Additionally, the corresponding statement in the Discussion (page 10), which read:
“Conversely, patients with CD133-negative CTCs and low CEA levels exhibited favorable prognoses. Since there are limited reports on favorable prognostic factors, this finding may have implications for the selection of candidates for adjuvant chemotherapy.”
—has also been deleted.
2-③
Regarding the discrepancies between Figures 4–6 and the definitions of the groups used in the legends:
Figure 4 shows the univariate Kaplan–Meier survival curves limited to stage I–III cases.
In contrast, Figures 5 and 6 include all stages (I–IV), which explains the differences in the curves despite overlapping group labels. Furthermore, multivariate Cox analysis was used in these sections (Figures 5 and 6), and given that the total number of disease-specific deaths was 31, we restricted the variables in the model to four: sex, age, presence of distant metastasis, and the combination of CD133 expression and CEA levels.
To clarify this point, we added the phrase “Among the patients with stage I–III” at the beginning of Section 2.6 (page 6) to make the figure’s scope more explicit.
2-④
Clarification of group naming consistency:
We confirm that “CEA low and CD133 negative” and “CD133(-) CEA low” refer to the same group, and that “CEA high and CD133 positive” and “CD133(+) CEA high” are also equivalent in meaning.
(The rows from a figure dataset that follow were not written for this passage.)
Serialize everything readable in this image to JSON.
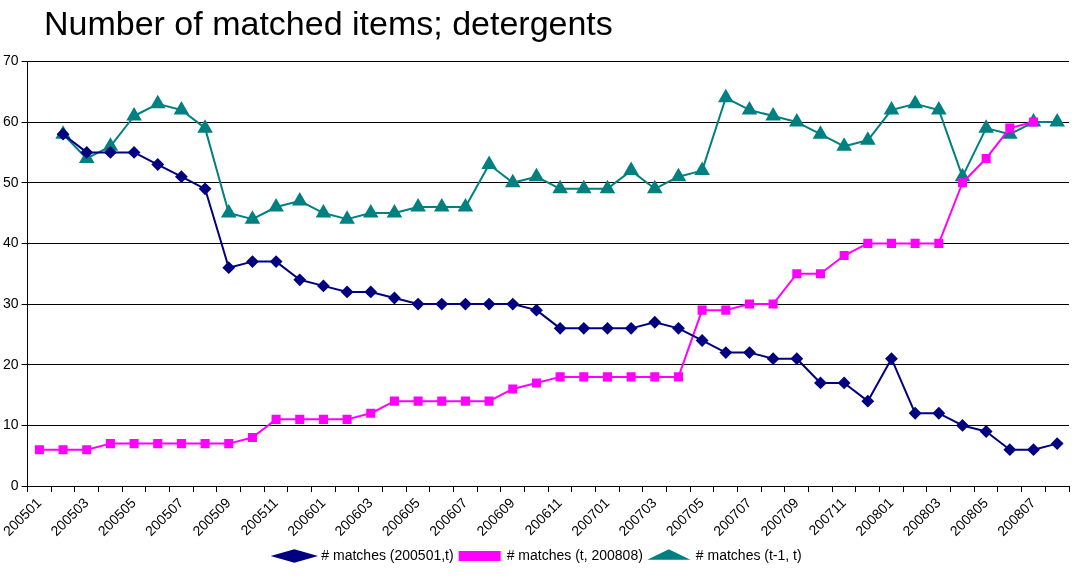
{
  "chart_data": {
    "type": "line",
    "title": "Number of matched items; detergents",
    "categories": [
      "200501",
      null,
      "200503",
      null,
      "200505",
      null,
      "200507",
      null,
      "200509",
      null,
      "200511",
      null,
      "200601",
      null,
      "200603",
      null,
      "200605",
      null,
      "200607",
      null,
      "200609",
      null,
      "200611",
      null,
      "200701",
      null,
      "200703",
      null,
      "200705",
      null,
      "200707",
      null,
      "200709",
      null,
      "200711",
      null,
      "200801",
      null,
      "200803",
      null,
      "200805",
      null,
      "200807",
      null
    ],
    "series": [
      {
        "name": "# matches (200501,t)",
        "color": "#000080",
        "marker": "diamond",
        "values": [
          null,
          58,
          55,
          55,
          55,
          53,
          51,
          49,
          36,
          37,
          37,
          34,
          33,
          32,
          32,
          31,
          30,
          30,
          30,
          30,
          30,
          29,
          26,
          26,
          26,
          26,
          27,
          26,
          24,
          22,
          22,
          21,
          21,
          17,
          17,
          14,
          21,
          12,
          12,
          10,
          9,
          6,
          6,
          7
        ]
      },
      {
        "name": "# matches (t, 200808)",
        "color": "#ff00ff",
        "marker": "square",
        "values": [
          6,
          6,
          6,
          7,
          7,
          7,
          7,
          7,
          7,
          8,
          11,
          11,
          11,
          11,
          12,
          14,
          14,
          14,
          14,
          14,
          16,
          17,
          18,
          18,
          18,
          18,
          18,
          18,
          29,
          29,
          30,
          30,
          35,
          35,
          38,
          40,
          40,
          40,
          40,
          50,
          54,
          59,
          60,
          null
        ]
      },
      {
        "name": "# matches (t-1, t)",
        "color": "#008080",
        "marker": "triangle",
        "values": [
          null,
          58,
          54,
          56,
          61,
          63,
          62,
          59,
          45,
          44,
          46,
          47,
          45,
          44,
          45,
          45,
          46,
          46,
          46,
          53,
          50,
          51,
          49,
          49,
          49,
          52,
          49,
          51,
          52,
          64,
          62,
          61,
          60,
          58,
          56,
          57,
          62,
          63,
          62,
          51,
          59,
          58,
          60,
          60
        ]
      }
    ],
    "ylim": [
      0,
      70
    ],
    "yticks": [
      0,
      10,
      20,
      30,
      40,
      50,
      60,
      70
    ],
    "grid": "y",
    "legend": "bottom",
    "line_style": "solid"
  }
}
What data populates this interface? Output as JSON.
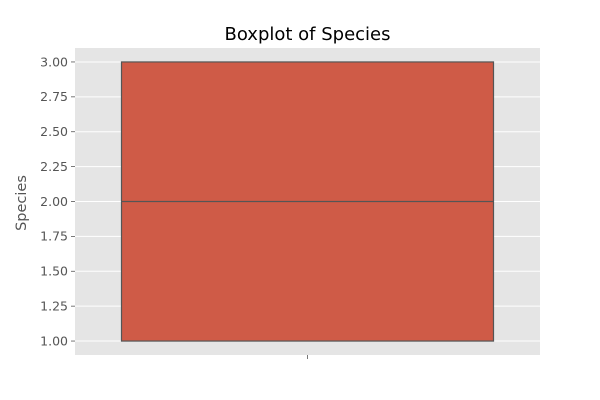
{
  "chart_data": {
    "type": "box",
    "title": "Boxplot of Species",
    "xlabel": "",
    "ylabel": "Species",
    "ylim": [
      0.9,
      3.1
    ],
    "yticks": [
      1.0,
      1.25,
      1.5,
      1.75,
      2.0,
      2.25,
      2.5,
      2.75,
      3.0
    ],
    "ytick_labels": [
      "1.00",
      "1.25",
      "1.50",
      "1.75",
      "2.00",
      "2.25",
      "2.50",
      "2.75",
      "3.00"
    ],
    "grid": true,
    "series": [
      {
        "min": 1.0,
        "q1": 1.0,
        "median": 2.0,
        "q3": 3.0,
        "max": 3.0
      }
    ],
    "colors": {
      "box_fill": "#cf5b47",
      "box_edge": "#555555",
      "plot_background": "#e5e5e5",
      "grid": "#ffffff"
    }
  }
}
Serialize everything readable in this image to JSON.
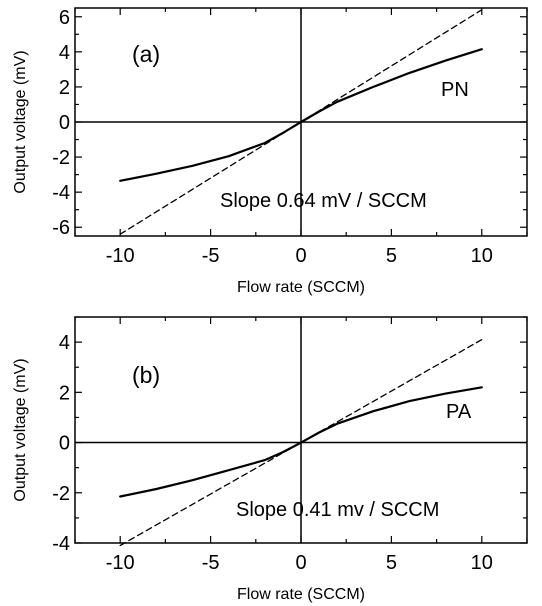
{
  "chart_data": [
    {
      "type": "line",
      "panel_label": "(a)",
      "xlabel": "Flow rate (SCCM)",
      "ylabel": "Output voltage (mV)",
      "xlim": [
        -12.5,
        12.5
      ],
      "ylim": [
        -6.5,
        6.5
      ],
      "xticks": [
        -10,
        -5,
        0,
        5,
        10
      ],
      "yticks": [
        -6,
        -4,
        -2,
        0,
        2,
        4,
        6
      ],
      "annotation": "Slope 0.64 mV / SCCM",
      "series": [
        {
          "name": "PN",
          "style": "solid",
          "x": [
            -10,
            -8,
            -6,
            -4,
            -2,
            -1,
            0,
            1,
            2,
            4,
            6,
            8,
            10
          ],
          "y": [
            -3.35,
            -2.95,
            -2.5,
            -1.95,
            -1.2,
            -0.62,
            0.0,
            0.6,
            1.15,
            2.0,
            2.8,
            3.5,
            4.15
          ]
        },
        {
          "name": "",
          "style": "dashed",
          "x": [
            -10,
            10
          ],
          "y": [
            -6.4,
            6.4
          ]
        }
      ]
    },
    {
      "type": "line",
      "panel_label": "(b)",
      "xlabel": "Flow rate (SCCM)",
      "ylabel": "Output voltage (mV)",
      "xlim": [
        -12.5,
        12.5
      ],
      "ylim": [
        -4,
        5
      ],
      "xticks": [
        -10,
        -5,
        0,
        5,
        10
      ],
      "yticks": [
        -4,
        -2,
        0,
        2,
        4
      ],
      "annotation": "Slope 0.41 mv / SCCM",
      "series": [
        {
          "name": "PA",
          "style": "solid",
          "x": [
            -10,
            -8,
            -6,
            -4,
            -2,
            -1,
            0,
            1,
            2,
            4,
            6,
            8,
            10
          ],
          "y": [
            -2.15,
            -1.85,
            -1.5,
            -1.1,
            -0.7,
            -0.38,
            0.0,
            0.4,
            0.75,
            1.25,
            1.65,
            1.95,
            2.2
          ]
        },
        {
          "name": "",
          "style": "dashed",
          "x": [
            -10,
            10
          ],
          "y": [
            -4.1,
            4.1
          ]
        }
      ]
    }
  ]
}
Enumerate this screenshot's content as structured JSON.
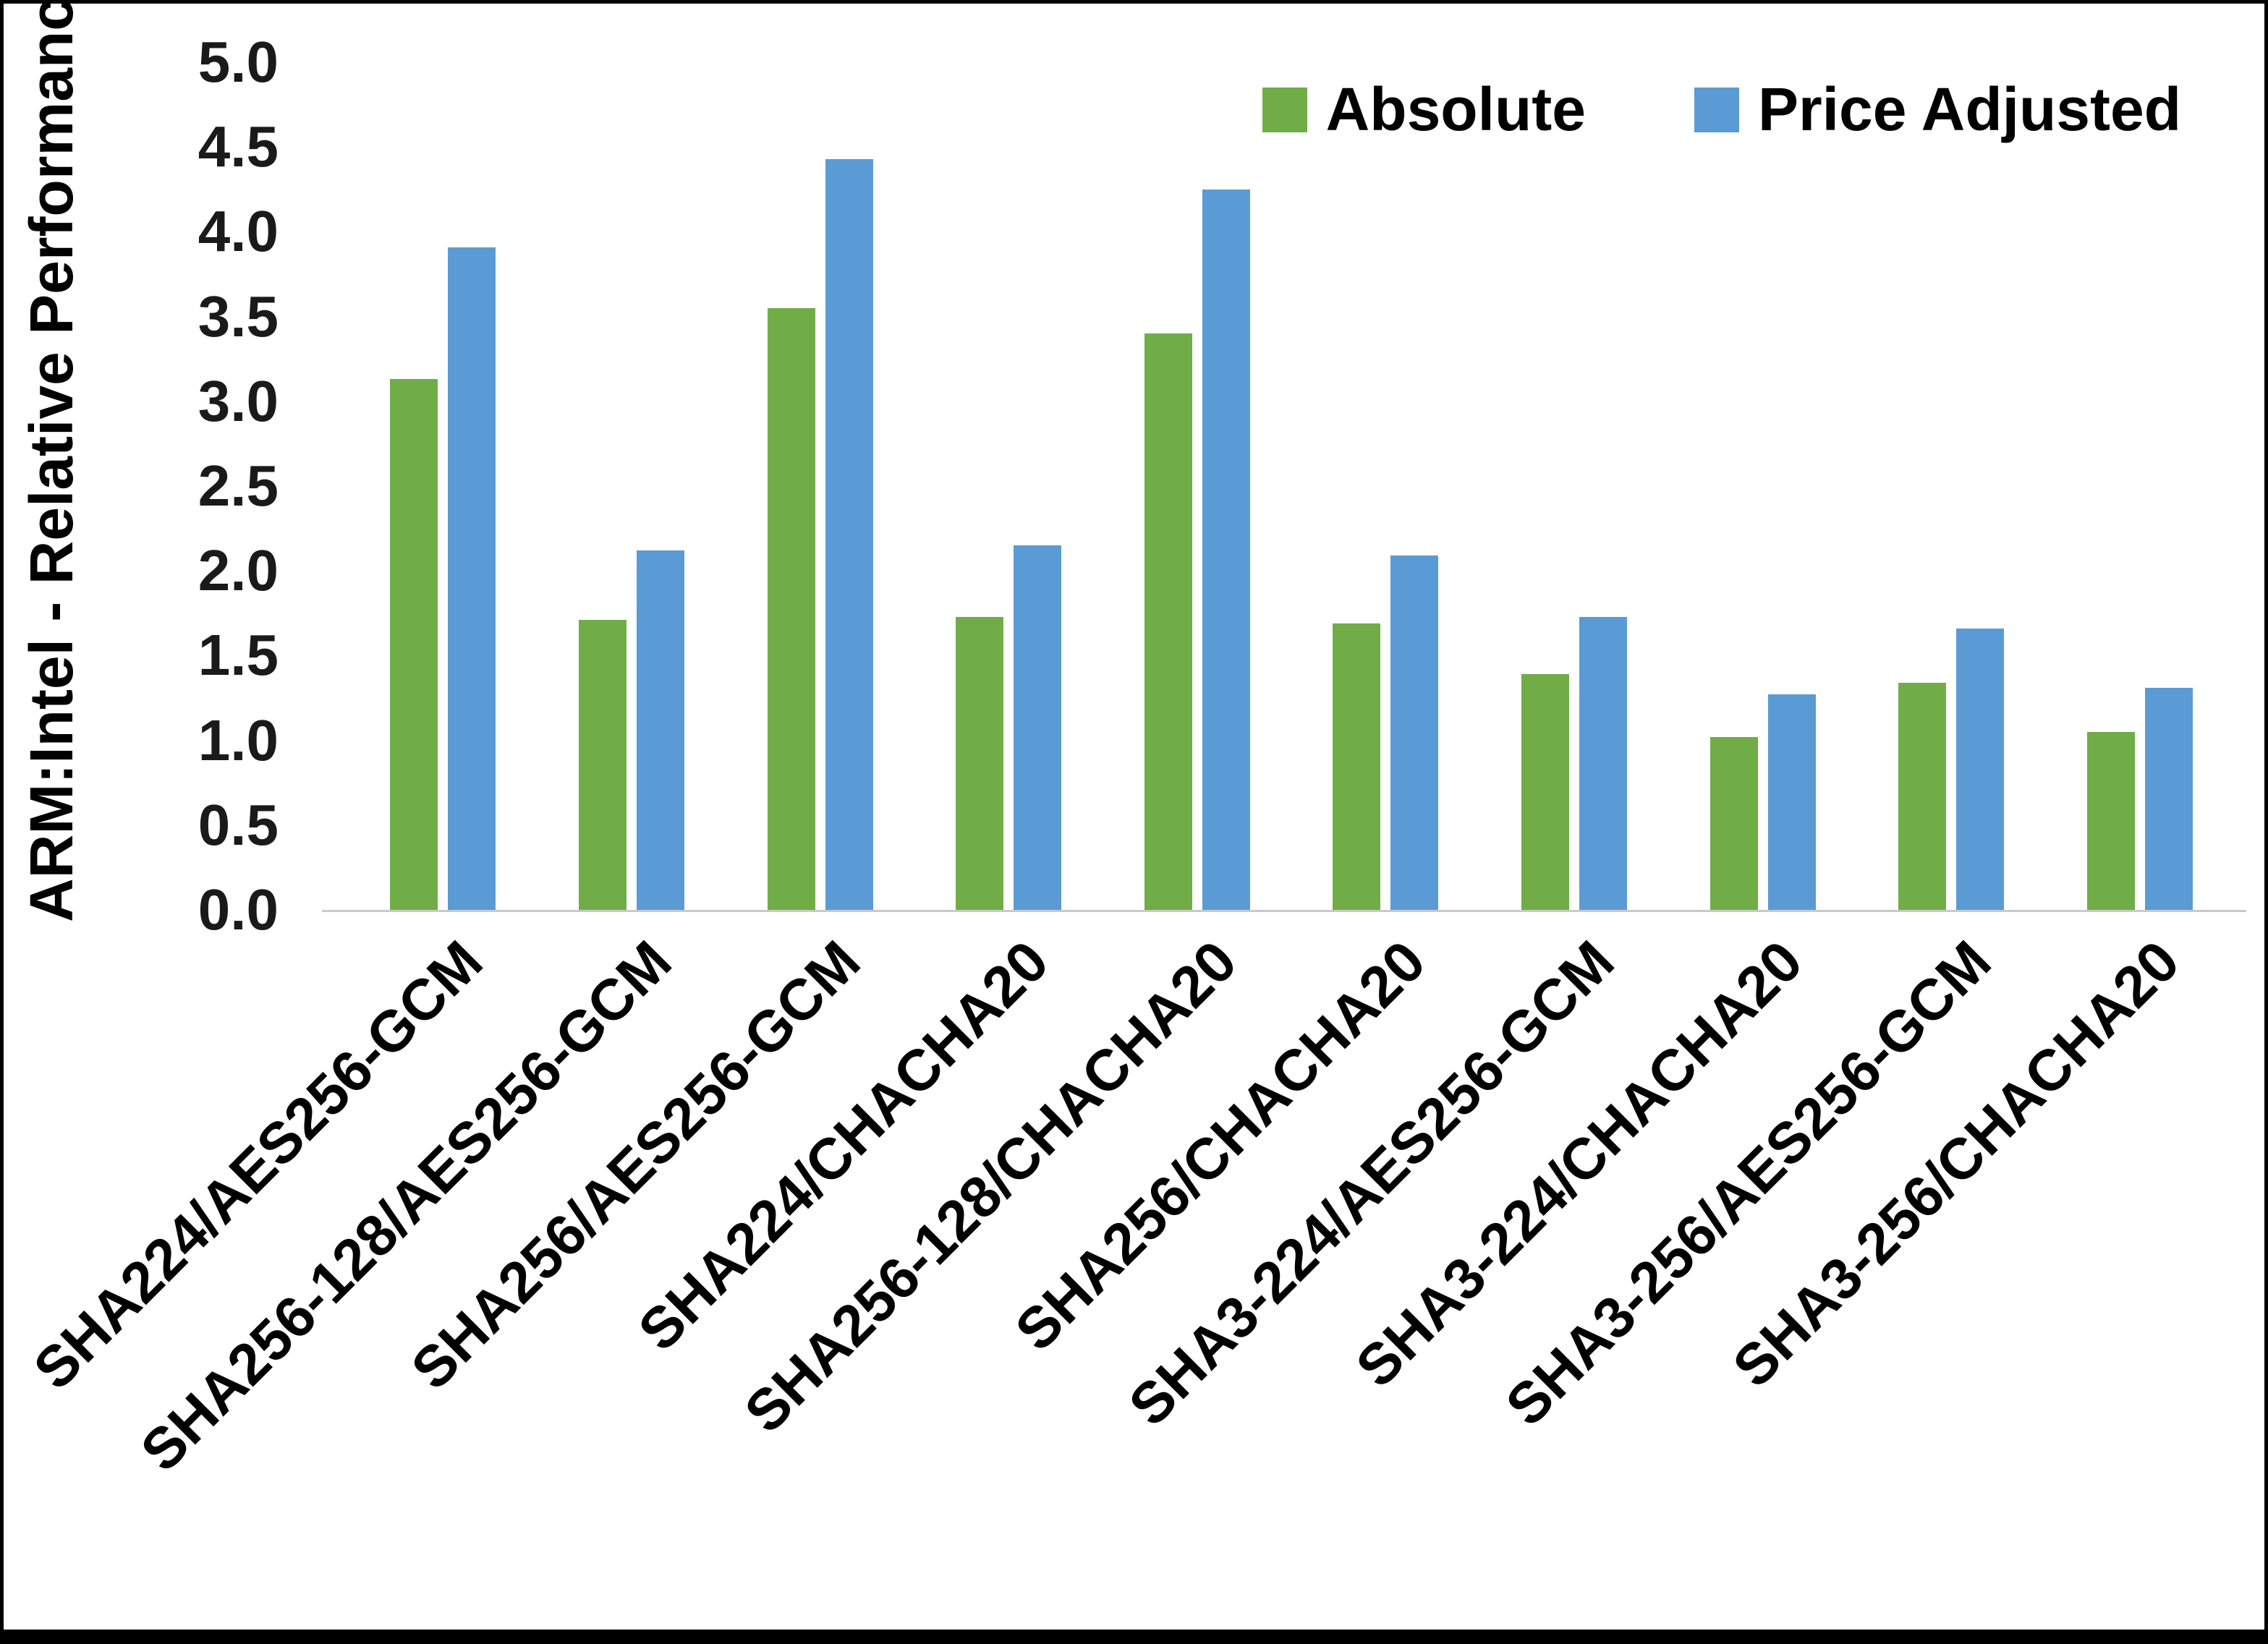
{
  "chart_data": {
    "type": "bar",
    "title": "",
    "xlabel": "",
    "ylabel": "ARM:Intel - Relative Performance",
    "ylim": [
      0,
      5
    ],
    "ytick_step": 0.5,
    "yticks": [
      "0.0",
      "0.5",
      "1.0",
      "1.5",
      "2.0",
      "2.5",
      "3.0",
      "3.5",
      "4.0",
      "4.5",
      "5.0"
    ],
    "grid": false,
    "legend_position": "top-right",
    "axis_line_color": "#c9c9c9",
    "categories": [
      "SHA224/AES256-GCM",
      "SHA256-128/AES256-GCM",
      "SHA256/AES256-GCM",
      "SHA224/CHACHA20",
      "SHA256-128/CHACHA20",
      "SHA256/CHACHA20",
      "SHA3-224/AES256-GCM",
      "SHA3-224/CHACHA20",
      "SHA3-256/AES256-GCM",
      "SHA3-256/CHACHA20"
    ],
    "series": [
      {
        "name": "Absolute",
        "color": "#70AD47",
        "values": [
          3.13,
          1.71,
          3.55,
          1.73,
          3.4,
          1.69,
          1.39,
          1.02,
          1.34,
          1.05
        ]
      },
      {
        "name": "Price Adjusted",
        "color": "#5B9BD5",
        "values": [
          3.91,
          2.12,
          4.43,
          2.15,
          4.25,
          2.09,
          1.73,
          1.27,
          1.66,
          1.31
        ]
      }
    ]
  }
}
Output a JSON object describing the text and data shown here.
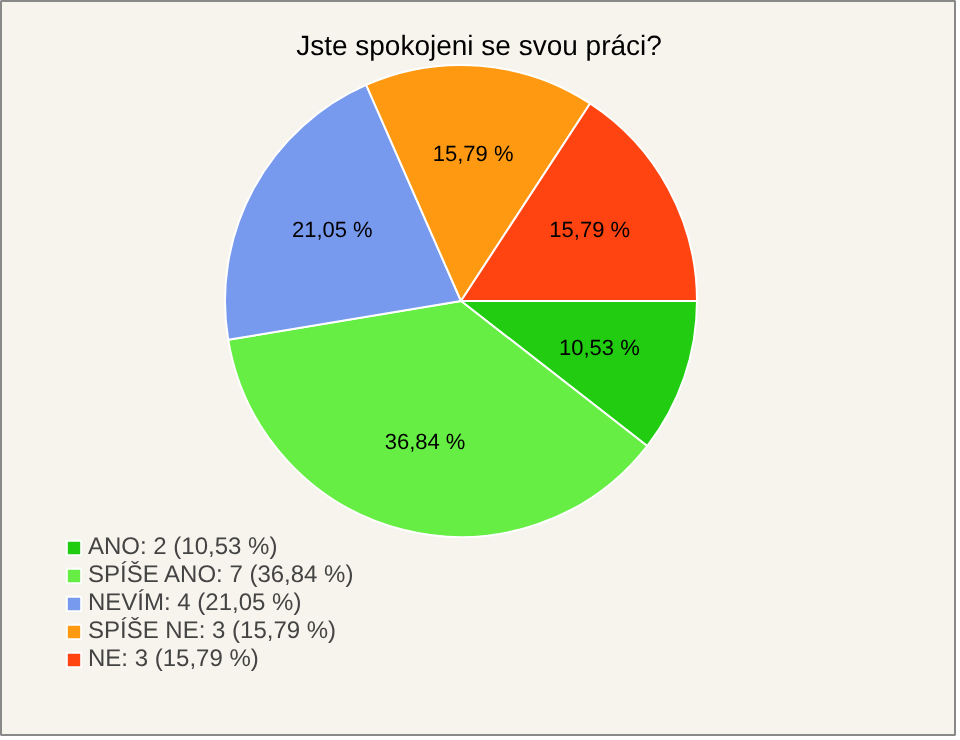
{
  "chart_data": {
    "type": "pie",
    "title": "Jste spokojeni se svou práci?",
    "categories": [
      "ANO: 2 (10,53 %)",
      "SPÍŠE ANO: 7 (36,84 %)",
      "NEVÍM: 4 (21,05 %)",
      "SPÍŠE NE: 3 (15,79 %)",
      "NE: 3 (15,79 %)"
    ],
    "values": [
      10.53,
      36.84,
      21.05,
      15.79,
      15.79
    ],
    "value_labels": [
      "10,53 %",
      "36,84 %",
      "21,05 %",
      "15,79 %",
      "15,79 %"
    ],
    "colors": [
      "#22cc11",
      "#66ee44",
      "#7799ee",
      "#ff9911",
      "#ff4411"
    ],
    "legend": "bottom left"
  }
}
To avoid confusion, we have revised the labeling in Figure 4 to use the expressions “CEA low and CD133 negative” and “CEA high and CD133 positive,” in line with the terminology used in Figures 5.
3.
Why did Authors only include distant metastasis in the Cox regression models besides the grouping factors? Thus, the models are a bit oversimplified. Tt would be recommended to at least implement information on age, gender, and lymph node metastases into the model, even if they are not significant predictors.
[Response]
Thank you for your valuable comment. In our Cox regression analyses, we included four variables: age, sex, distant metastasis, and either CD133 expression, CEA level, or their combination. The selection of these variables was based on the limited number of CRC-specific deaths (n = 31), which constrained the number of covariates that could be reliably included in the multivariate analysis to avoid overfitting. Age, sex, and distant metastasis were incorporated as standard demographic and clinical variables to ensure the robustness of the model. This methodological approach was explained in Sections 2.3 (page 5) and 2.5 (page 6). However, we acknowledge that the explanation was missing in Section2.7 (page 7), and we have now added the relevant description to improve clarity.
4.
Do Authors have information about metachron metastasis development, recurrence, progression, etc.? It would be interesting to see whether CD133 positivity is associated with these clinical parameters or not.
[Response]
Thank you for your valuable comment regarding the potential association between CD133 expression and recurrence, including metachronous metastasis.
In our cohort of 162 patients with stage I–III colorectal cancer, 21 patients experienced recurrence during the follow-up period. We analyzed the relationship between CD133 expression in circulating tumor cells (CTCs) and recurrence-free survival (RFS). The 5-year RFS rate was 81.7% in the CD133-positive group and 93.0% in the CD133-negative group, with a statistically significant difference (P = 0.024). These findings suggest that CD133-positive CTCs may be associated with a higher risk of disease recurrence. However, due to the relatively small number of recurrent cases, further studies with larger cohorts are warranted to validate these results and to clarify the relationship between CD133 expression and metachronous metastasis.
Author Response File: Author Response.pdf
Round 2
Reviewer 3 Report
Comments and Suggestions for AuthorsAuthors significantly revised the manuscript and all my questions had been answered.
In my oppinion, the manuscript can be accepted.